Posted in Apple, Blog, csrf, cups, security on June 16th, 2010 by pagvac
Some time ago, we released a proof-of-concept (PoC) that would crash CUPS when visiting a webpage containing a specially-crafted payload. The POC was tested on Ubuntu 8.04.1 LTS (hardy) and would crash the CUPS daemon which listens to localhost on port TCP/631 – even when the user would not currently be logged into CUPS.
The crash was only possible for the following reasons:
- By default CUPS <1.3.8 did not require authentication to add new RSS subscriptions (CVE-2008-5184)
- A NULL pointer dereference condition was triggered when more than 100 RSS subscriptions were added (CVE-2008-5183)
- Adding RSS subscriptions (among other configuration changes) did not require random tokens within HTTP requests. In other words, all HTTP requests submitted to the CUPS daemon were vulnerable to CSRF (also known as Session Riding).

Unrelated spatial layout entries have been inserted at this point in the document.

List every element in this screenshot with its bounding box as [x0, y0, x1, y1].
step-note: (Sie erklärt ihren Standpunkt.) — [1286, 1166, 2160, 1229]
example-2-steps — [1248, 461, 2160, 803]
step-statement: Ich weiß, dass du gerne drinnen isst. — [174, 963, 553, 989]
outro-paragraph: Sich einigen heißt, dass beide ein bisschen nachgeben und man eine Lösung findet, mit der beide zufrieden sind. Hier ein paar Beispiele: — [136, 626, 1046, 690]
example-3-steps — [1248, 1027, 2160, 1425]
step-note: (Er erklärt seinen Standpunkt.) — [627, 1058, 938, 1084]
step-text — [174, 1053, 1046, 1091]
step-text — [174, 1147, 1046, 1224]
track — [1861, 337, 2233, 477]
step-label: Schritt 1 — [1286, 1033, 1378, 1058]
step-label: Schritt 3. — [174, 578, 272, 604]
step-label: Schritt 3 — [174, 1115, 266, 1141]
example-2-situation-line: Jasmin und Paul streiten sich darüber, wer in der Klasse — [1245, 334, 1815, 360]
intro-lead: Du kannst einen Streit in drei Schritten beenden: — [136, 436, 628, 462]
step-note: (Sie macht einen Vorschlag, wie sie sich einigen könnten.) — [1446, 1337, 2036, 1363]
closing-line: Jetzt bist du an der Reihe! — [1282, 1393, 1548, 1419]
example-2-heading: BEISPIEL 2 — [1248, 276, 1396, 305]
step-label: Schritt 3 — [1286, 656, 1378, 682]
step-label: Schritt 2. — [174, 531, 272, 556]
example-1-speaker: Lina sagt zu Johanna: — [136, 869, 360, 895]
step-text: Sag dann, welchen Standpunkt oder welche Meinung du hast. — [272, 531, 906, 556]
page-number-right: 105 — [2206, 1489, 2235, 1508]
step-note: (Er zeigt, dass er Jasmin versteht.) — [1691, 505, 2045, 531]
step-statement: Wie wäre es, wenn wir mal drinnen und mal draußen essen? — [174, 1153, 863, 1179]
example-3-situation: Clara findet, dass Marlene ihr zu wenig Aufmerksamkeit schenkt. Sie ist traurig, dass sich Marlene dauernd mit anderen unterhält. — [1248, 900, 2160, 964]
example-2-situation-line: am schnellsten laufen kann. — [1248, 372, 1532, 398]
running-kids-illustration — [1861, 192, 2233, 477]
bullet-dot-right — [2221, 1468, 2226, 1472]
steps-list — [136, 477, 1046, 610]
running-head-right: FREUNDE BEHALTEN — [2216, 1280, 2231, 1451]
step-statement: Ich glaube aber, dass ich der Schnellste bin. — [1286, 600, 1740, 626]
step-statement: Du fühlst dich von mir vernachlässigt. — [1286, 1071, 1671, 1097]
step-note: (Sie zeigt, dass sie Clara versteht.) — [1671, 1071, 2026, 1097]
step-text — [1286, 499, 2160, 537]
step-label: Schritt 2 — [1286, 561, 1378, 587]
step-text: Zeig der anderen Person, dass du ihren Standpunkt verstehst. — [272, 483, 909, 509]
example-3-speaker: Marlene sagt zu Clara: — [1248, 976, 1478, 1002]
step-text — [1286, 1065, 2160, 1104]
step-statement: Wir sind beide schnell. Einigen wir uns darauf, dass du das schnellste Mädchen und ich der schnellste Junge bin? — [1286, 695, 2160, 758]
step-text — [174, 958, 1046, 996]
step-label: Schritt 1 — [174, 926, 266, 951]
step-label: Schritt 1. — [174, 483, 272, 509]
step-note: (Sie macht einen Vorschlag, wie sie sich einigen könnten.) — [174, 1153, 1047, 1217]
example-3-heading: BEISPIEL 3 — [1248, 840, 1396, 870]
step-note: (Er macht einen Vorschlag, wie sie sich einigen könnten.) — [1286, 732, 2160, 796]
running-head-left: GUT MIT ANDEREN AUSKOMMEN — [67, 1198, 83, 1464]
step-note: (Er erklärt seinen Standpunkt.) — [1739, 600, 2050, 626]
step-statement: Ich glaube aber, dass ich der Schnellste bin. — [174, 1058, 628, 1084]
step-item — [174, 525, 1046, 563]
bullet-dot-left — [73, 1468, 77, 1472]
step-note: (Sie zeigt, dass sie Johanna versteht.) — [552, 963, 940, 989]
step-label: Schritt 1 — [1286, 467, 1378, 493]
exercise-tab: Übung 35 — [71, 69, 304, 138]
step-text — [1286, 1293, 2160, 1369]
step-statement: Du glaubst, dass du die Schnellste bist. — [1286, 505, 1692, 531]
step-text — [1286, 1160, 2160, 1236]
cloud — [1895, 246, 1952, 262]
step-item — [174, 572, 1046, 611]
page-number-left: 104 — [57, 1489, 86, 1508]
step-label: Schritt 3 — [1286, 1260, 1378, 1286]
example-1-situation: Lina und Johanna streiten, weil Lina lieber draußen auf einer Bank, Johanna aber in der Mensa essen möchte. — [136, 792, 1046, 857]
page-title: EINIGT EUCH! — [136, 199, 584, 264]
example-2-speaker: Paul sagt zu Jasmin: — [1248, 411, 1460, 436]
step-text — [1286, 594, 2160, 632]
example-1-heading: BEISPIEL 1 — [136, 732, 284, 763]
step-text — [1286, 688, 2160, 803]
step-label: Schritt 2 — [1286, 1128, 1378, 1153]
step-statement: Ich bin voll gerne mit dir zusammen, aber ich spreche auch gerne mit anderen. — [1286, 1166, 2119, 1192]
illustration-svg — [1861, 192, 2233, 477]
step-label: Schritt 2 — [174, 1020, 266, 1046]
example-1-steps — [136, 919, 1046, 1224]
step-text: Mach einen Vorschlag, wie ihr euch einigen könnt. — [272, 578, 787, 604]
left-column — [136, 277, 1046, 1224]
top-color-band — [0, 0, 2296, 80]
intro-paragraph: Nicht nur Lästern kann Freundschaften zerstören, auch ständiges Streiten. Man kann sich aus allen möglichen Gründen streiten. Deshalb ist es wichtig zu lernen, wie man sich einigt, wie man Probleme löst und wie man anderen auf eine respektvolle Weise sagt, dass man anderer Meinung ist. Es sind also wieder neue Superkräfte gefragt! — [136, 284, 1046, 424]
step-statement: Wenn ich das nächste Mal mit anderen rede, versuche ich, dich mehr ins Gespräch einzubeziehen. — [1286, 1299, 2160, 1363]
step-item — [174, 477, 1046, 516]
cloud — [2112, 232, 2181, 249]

Issue #1 and #2 were fixed around the time we released our findings. Today Apple has also resolved issue #3. This is great news as it means that the vector where it was possible to probe CUPS functionalities via a specially-crafted webpage has been closed. As far as I know, this was the only way to remotely probe CUPS and bypass the listen-to-localhost-only default setting.
Kudos to the Apple Product Security team for further locking down CUPS and thanks for crediting us!